Dish of the Week: Mirza Ghasemi at Rumi’s Kitchen

In his best-selling, award-winning cookbook "Plenty,"  Yotam Ottolenghi dedicates an entire chapter to the "Mighty Eggplant." In his follow-up book, "Jerusalem," he refers to the aubergine as "humble."

Which is it? The beauty of the eggplant is that it’s both: humble in its acceptance of a wide range of flavors and mighty in its ability to fill you up.

Rumi's Kitchen serves a dish that brings out the best of the eggplant's dueling characteristics . Mirza Ghasemi is a dip of smoky grilled eggplant mixed with a tart, flavorful tomato sauce. Under-promised on the menu as "smoked eggplant, tomato, garlic," the restaurant over delivers.

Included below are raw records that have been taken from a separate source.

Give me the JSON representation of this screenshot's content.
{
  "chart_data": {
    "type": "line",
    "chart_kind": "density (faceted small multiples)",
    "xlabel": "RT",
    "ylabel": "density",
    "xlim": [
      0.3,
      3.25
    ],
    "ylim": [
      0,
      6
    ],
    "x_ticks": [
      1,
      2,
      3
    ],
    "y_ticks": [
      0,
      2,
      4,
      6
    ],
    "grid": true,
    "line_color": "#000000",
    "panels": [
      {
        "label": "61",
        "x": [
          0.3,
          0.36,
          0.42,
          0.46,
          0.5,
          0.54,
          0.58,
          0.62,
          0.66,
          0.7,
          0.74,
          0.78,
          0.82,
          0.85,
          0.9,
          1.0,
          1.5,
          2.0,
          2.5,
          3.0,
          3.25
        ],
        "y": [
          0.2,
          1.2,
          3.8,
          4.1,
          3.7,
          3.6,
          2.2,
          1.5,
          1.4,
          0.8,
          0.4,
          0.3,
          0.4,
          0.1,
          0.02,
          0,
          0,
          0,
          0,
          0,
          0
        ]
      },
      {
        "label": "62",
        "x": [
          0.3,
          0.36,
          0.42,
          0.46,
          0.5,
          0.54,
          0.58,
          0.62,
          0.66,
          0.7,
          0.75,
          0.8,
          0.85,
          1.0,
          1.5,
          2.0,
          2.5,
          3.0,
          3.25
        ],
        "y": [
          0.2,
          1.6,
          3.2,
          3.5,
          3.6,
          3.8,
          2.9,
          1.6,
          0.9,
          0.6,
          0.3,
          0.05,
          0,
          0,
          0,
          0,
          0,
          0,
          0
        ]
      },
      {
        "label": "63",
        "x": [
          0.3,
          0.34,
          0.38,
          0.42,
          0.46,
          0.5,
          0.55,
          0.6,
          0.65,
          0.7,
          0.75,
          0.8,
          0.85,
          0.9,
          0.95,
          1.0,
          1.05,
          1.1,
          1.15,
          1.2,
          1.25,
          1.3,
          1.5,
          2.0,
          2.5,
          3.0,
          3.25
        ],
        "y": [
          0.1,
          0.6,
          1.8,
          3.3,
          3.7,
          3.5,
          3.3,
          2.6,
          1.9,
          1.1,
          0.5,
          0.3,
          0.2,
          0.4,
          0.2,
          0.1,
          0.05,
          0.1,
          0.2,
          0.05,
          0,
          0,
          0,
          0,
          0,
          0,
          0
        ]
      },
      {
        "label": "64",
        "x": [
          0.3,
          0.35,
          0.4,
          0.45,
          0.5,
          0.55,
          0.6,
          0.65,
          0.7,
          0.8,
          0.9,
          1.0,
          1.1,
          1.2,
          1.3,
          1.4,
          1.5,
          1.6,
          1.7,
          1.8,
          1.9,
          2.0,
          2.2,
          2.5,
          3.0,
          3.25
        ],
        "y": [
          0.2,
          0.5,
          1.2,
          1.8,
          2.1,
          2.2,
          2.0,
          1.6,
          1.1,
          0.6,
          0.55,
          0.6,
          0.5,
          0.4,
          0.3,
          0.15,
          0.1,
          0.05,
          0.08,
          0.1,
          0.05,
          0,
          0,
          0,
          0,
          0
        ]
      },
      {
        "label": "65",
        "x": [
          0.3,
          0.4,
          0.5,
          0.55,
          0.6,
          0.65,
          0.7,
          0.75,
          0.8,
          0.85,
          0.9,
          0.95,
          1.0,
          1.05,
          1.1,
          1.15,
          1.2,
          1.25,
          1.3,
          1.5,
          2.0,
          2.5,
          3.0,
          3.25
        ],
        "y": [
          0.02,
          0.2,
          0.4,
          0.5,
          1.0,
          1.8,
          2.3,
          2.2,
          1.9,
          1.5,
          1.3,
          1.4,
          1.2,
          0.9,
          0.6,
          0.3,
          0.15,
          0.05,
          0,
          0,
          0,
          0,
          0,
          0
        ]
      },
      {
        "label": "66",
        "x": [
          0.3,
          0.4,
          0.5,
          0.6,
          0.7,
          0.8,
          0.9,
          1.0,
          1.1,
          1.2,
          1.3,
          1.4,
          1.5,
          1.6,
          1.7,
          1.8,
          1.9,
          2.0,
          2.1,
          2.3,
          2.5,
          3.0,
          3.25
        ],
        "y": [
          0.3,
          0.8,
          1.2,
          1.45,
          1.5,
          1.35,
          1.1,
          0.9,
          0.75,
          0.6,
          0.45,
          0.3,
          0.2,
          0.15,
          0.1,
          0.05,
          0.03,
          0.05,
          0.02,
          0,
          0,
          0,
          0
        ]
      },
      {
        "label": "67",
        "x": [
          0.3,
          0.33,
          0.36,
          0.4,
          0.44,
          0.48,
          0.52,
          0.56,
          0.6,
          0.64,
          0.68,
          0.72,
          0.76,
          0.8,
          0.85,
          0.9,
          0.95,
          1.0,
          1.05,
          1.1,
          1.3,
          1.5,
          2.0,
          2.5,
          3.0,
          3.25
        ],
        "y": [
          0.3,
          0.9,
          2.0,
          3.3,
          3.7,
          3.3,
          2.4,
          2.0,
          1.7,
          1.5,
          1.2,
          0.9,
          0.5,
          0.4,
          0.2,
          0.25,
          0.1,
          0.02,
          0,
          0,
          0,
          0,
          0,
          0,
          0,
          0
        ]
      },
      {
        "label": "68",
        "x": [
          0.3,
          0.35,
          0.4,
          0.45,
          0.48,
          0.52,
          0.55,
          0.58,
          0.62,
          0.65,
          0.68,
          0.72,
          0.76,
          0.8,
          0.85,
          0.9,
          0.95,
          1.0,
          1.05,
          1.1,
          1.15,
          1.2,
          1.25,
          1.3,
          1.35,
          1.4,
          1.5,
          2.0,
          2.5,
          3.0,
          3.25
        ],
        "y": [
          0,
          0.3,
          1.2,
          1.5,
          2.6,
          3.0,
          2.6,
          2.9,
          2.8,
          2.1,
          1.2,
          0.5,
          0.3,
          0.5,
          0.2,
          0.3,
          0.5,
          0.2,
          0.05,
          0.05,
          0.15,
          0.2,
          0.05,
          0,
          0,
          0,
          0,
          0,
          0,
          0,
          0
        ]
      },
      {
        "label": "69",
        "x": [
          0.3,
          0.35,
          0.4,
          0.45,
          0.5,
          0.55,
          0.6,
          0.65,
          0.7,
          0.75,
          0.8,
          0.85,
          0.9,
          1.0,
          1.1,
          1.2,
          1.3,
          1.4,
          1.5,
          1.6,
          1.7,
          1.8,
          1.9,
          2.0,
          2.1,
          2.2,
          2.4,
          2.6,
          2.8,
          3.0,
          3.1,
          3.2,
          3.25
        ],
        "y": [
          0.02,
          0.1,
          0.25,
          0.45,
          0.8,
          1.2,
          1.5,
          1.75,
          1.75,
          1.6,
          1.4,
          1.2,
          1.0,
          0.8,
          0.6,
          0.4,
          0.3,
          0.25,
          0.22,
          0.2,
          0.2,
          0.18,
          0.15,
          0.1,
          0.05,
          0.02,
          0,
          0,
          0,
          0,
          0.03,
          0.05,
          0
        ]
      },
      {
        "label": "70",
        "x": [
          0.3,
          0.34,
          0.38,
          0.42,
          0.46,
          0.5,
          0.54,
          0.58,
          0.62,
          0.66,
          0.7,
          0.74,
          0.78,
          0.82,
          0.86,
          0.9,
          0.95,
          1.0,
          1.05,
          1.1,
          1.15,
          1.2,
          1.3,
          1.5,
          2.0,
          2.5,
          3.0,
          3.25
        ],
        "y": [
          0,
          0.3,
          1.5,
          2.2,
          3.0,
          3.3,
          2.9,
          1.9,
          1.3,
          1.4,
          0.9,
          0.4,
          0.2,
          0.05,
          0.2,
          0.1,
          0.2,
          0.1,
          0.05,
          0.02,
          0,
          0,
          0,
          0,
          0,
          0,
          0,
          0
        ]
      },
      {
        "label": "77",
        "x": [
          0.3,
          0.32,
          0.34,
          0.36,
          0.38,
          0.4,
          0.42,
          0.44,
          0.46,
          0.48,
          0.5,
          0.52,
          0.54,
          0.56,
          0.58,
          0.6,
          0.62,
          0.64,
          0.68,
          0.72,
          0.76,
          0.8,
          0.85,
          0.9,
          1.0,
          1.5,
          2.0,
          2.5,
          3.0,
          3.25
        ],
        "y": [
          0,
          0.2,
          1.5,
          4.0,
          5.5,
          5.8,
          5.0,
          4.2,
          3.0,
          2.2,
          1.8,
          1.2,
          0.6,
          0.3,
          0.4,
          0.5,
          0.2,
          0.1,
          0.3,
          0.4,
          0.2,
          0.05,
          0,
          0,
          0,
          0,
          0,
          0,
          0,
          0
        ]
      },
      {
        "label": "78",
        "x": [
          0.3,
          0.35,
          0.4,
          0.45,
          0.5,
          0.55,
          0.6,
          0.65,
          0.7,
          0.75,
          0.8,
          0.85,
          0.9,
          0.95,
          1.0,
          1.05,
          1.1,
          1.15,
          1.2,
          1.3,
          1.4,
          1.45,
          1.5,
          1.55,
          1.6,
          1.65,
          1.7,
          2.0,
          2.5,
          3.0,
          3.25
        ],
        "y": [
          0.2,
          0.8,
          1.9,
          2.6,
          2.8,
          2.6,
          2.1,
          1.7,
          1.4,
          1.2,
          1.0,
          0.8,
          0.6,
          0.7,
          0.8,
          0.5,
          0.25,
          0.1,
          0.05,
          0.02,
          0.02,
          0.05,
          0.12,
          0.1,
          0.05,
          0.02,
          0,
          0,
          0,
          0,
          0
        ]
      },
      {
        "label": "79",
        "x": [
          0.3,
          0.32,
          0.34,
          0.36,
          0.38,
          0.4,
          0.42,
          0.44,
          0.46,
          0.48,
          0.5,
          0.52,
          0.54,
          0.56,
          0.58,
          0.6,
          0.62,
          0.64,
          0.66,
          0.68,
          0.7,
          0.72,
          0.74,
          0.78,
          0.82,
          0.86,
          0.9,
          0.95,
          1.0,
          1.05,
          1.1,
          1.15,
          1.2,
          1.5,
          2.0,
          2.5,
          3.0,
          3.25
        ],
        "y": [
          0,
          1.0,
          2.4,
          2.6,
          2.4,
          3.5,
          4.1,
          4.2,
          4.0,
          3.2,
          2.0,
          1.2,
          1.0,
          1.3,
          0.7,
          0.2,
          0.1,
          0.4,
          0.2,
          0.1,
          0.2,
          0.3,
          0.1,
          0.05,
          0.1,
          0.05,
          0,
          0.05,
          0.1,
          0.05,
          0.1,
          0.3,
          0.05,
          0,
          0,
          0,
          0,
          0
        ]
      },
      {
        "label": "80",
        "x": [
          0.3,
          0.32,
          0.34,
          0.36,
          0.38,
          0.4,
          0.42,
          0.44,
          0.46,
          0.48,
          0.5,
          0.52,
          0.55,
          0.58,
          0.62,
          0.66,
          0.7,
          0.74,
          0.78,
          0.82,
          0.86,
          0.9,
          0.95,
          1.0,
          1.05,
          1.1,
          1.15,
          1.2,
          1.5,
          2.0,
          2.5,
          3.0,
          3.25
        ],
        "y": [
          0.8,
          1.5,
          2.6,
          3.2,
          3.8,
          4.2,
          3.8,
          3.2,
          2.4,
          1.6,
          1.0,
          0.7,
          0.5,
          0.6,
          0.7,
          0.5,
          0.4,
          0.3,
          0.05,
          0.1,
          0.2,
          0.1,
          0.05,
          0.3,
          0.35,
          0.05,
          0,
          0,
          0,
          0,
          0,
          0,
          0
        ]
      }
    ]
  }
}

As a dip, the mirza ghasemi needs a vehicle - in this case, it is warm, freshly-baked pita bread. Then you might want a few extras, and chef Ali Mesghali pulls no punches on those: you’ll get an extra plate of olives, fresh radishes, tarragon, mint, spinach, walnuts and a block of soft, almost velvety feta. Yet all these components are firmly stuck in orbit around the eggplant dip, still warm and wonderfully balanced with smoke, salt, spice and a bit of bright, tart tomato.

The mirza ghasemi can be slathered on top of the pita bread, or the pita sections can be pulled apart and stuffed with whatever components look good to you. It’s a fun dish to eat; you smile as you build your pita, and you smile again as you taste it. There’s no time to debate the merits of the eggplant as the mirza ghasemi disappears all too quickly from your table - all that matters is that it’s delicious.

Rumi's Kitchen. 6112 Roswell Road, Atlanta, 404-477-2100 and 7105 Avalon Blvd., Alpharetta, 678-534-8855. rumiskitchen.com.